California, the state with the most solar power generation, is expected to lose 4,194 megawatts of large-scale solar electricity production, according to the California Independent System Operator (CAISO). Businesses will see production on their solar PV systems lowered and solar thermal systems will not heat as much water, the ISO cautioned.

North Carolina is another state near the top of the list for solar power capacity. The effect of the eclipse on the state’s grid will be comparable to rapidly shutting down several nuclear reactors at the same time, the News & Observer reported.
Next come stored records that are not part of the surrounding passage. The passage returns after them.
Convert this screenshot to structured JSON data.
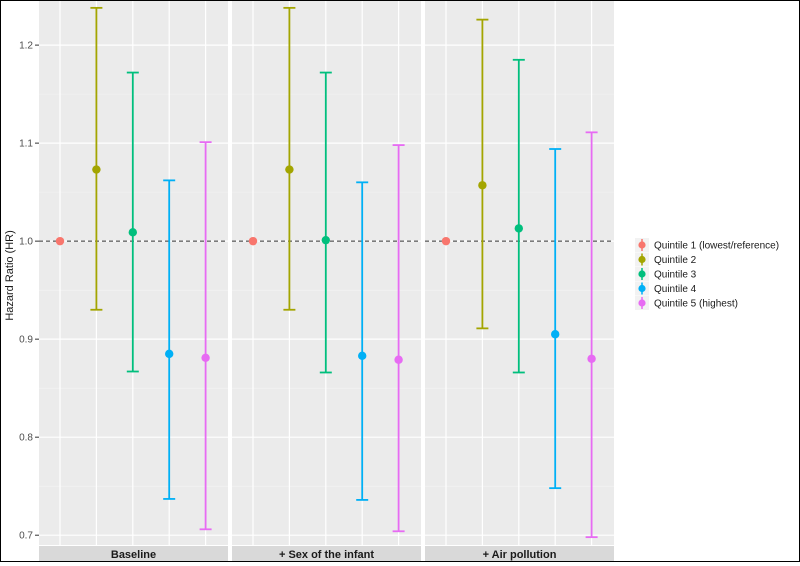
{
  "chart_data": {
    "type": "errorbar",
    "ylabel": "Hazard Ratio (HR)",
    "ylim": [
      0.69,
      1.245
    ],
    "yticks": [
      0.7,
      0.8,
      0.9,
      1.0,
      1.1,
      1.2
    ],
    "ytick_labels": [
      "0.7",
      "0.8",
      "0.9",
      "1.0",
      "1.1",
      "1.2"
    ],
    "reference_line": 1.0,
    "legend_position": "right",
    "series": [
      {
        "name": "Quintile 1 (lowest/reference)",
        "color": "#F8766D"
      },
      {
        "name": "Quintile 2",
        "color": "#A3A500"
      },
      {
        "name": "Quintile 3",
        "color": "#00BF7D"
      },
      {
        "name": "Quintile 4",
        "color": "#00B0F6"
      },
      {
        "name": "Quintile 5 (highest)",
        "color": "#E76BF3"
      }
    ],
    "panels": [
      {
        "label": "Baseline",
        "points": [
          {
            "series": "Quintile 1 (lowest/reference)",
            "hr": 1.0,
            "lower": 1.0,
            "upper": 1.0
          },
          {
            "series": "Quintile 2",
            "hr": 1.073,
            "lower": 0.93,
            "upper": 1.238
          },
          {
            "series": "Quintile 3",
            "hr": 1.009,
            "lower": 0.867,
            "upper": 1.172
          },
          {
            "series": "Quintile 4",
            "hr": 0.885,
            "lower": 0.737,
            "upper": 1.062
          },
          {
            "series": "Quintile 5 (highest)",
            "hr": 0.881,
            "lower": 0.706,
            "upper": 1.101
          }
        ]
      },
      {
        "label": "+ Sex of the infant",
        "points": [
          {
            "series": "Quintile 1 (lowest/reference)",
            "hr": 1.0,
            "lower": 1.0,
            "upper": 1.0
          },
          {
            "series": "Quintile 2",
            "hr": 1.073,
            "lower": 0.93,
            "upper": 1.238
          },
          {
            "series": "Quintile 3",
            "hr": 1.001,
            "lower": 0.866,
            "upper": 1.172
          },
          {
            "series": "Quintile 4",
            "hr": 0.883,
            "lower": 0.736,
            "upper": 1.06
          },
          {
            "series": "Quintile 5 (highest)",
            "hr": 0.879,
            "lower": 0.704,
            "upper": 1.098
          }
        ]
      },
      {
        "label": "+ Air pollution",
        "points": [
          {
            "series": "Quintile 1 (lowest/reference)",
            "hr": 1.0,
            "lower": 1.0,
            "upper": 1.0
          },
          {
            "series": "Quintile 2",
            "hr": 1.057,
            "lower": 0.911,
            "upper": 1.226
          },
          {
            "series": "Quintile 3",
            "hr": 1.013,
            "lower": 0.866,
            "upper": 1.185
          },
          {
            "series": "Quintile 4",
            "hr": 0.905,
            "lower": 0.748,
            "upper": 1.094
          },
          {
            "series": "Quintile 5 (highest)",
            "hr": 0.88,
            "lower": 0.698,
            "upper": 1.111
          }
        ]
      }
    ]
  }
}
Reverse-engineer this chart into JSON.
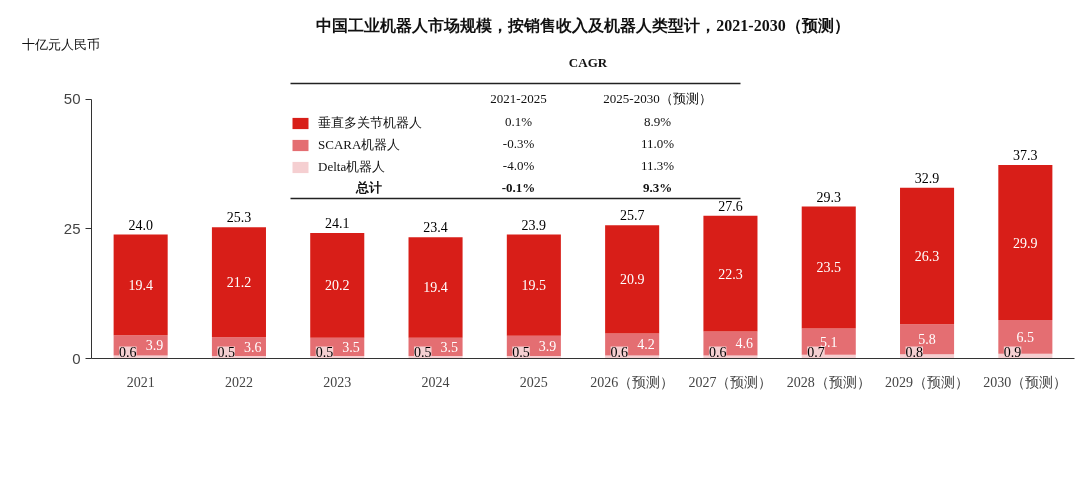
{
  "chart_data": {
    "type": "bar",
    "title": "中国工业机器人市场规模，按销售收入及机器人类型计，2021-2030（预测）",
    "ylabel": "十亿元人民币",
    "categories": [
      "2021",
      "2022",
      "2023",
      "2024",
      "2025",
      "2026（预测）",
      "2027（预测）",
      "2028（预测）",
      "2029（预测）",
      "2030（预测）"
    ],
    "series": [
      {
        "name": "Delta机器人",
        "color": "#f5cfd1",
        "values": [
          0.6,
          0.5,
          0.5,
          0.5,
          0.5,
          0.6,
          0.6,
          0.7,
          0.8,
          0.9
        ]
      },
      {
        "name": "SCARA机器人",
        "color": "#e46e72",
        "values": [
          3.9,
          3.6,
          3.5,
          3.5,
          3.9,
          4.2,
          4.6,
          5.1,
          5.8,
          6.5
        ]
      },
      {
        "name": "垂直多关节机器人",
        "color": "#d81e18",
        "values": [
          19.4,
          21.2,
          20.2,
          19.4,
          19.5,
          20.9,
          22.3,
          23.5,
          26.3,
          29.9
        ]
      }
    ],
    "stacked": true,
    "ylim": [
      0,
      50
    ],
    "yticks": [
      0,
      25,
      50
    ],
    "data_labels": true,
    "totals": [
      "24.0",
      "25.3",
      "24.1",
      "23.4",
      "23.9",
      "25.7",
      "27.6",
      "29.3",
      "32.9",
      "37.3"
    ],
    "legend": "top",
    "annotations": [
      "CAGR",
      "2021-2025",
      "2025-2030（预测）",
      "0.1%",
      "8.9%",
      "-0.3%",
      "11.0%",
      "-4.0%",
      "11.3%",
      "总计",
      "-0.1%",
      "9.3%"
    ]
  }
}
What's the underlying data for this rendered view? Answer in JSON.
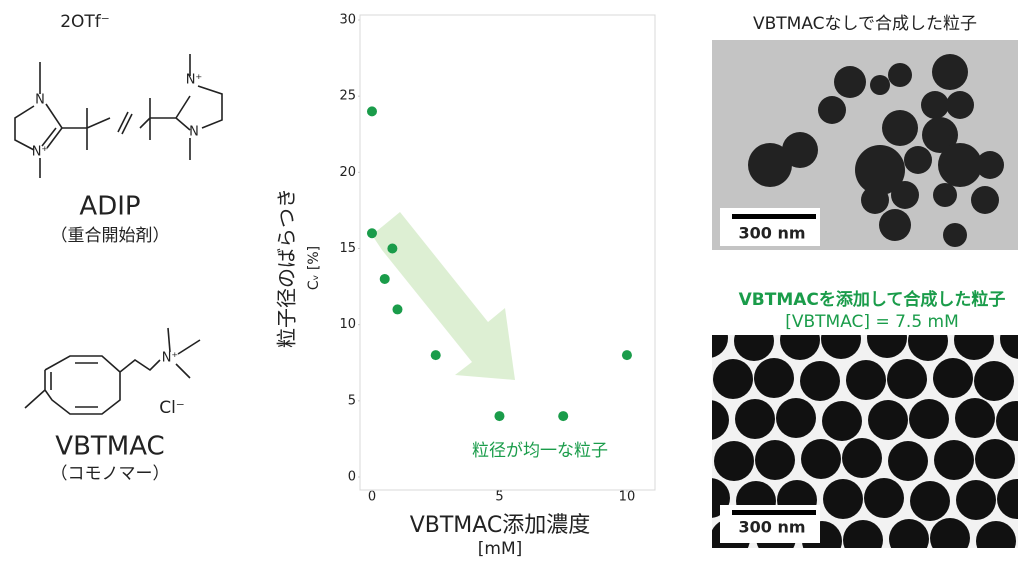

The North American Electric Reliability Corporation (NERC) projects that, in addition to California and North Carolina, Utah and Nevada may require advanced system coordination.

Fortunately for corporate and industrial customers, utilities have had time to prepare. Grid operators looked closely at what happened in March 2015, when an eclipse cut solar power output in half in Germany, Gizmodo pointed out. Engineers carefully throttled the electricity output to keep power supplies stable, ramping fossil-fueled power plants up and down, according to Deutsche Welle.

CAISO has been advising utilities on how to prepare for the upcoming system stress test. The ISO plans to procure around 200 megawatts of additional reserves from energy sources like natural gas, wind or hydro-electricity, the agency’s manager of short-term forecasting told the San Diego Union-Tribune.

In North Carolina, grid operators plan to temporarily disconnect from solar farms and bring in alternative sources of electricity. “We’re going to simulate the gradual ramp-down of the generation just as it would happen at sunset,” a Duke spokesperson told the News & Observer.

Utilities can tap into the Energy Imbalance Market, where members pool available electricity and then dispatch it where needed, Gizmodo reported. “In regions affected by the eclipse, participating EIM utilities will have about 866 megawatts of solar to work with, and because members will be affected by the eclipse at slightly different times, they have some temporal wiggle when shuttling this surplus energy around.”

Customers shouldn’t notice any interruptions in power. NERC communications coordinator Martin J. Coyne told Gizmodo that he doesn’t expect any blackouts. “The grid has built-in redundancies that include a variety of other fuels such as coal, hydro, natural gas, nuclear, and wind,” he said to the outlet.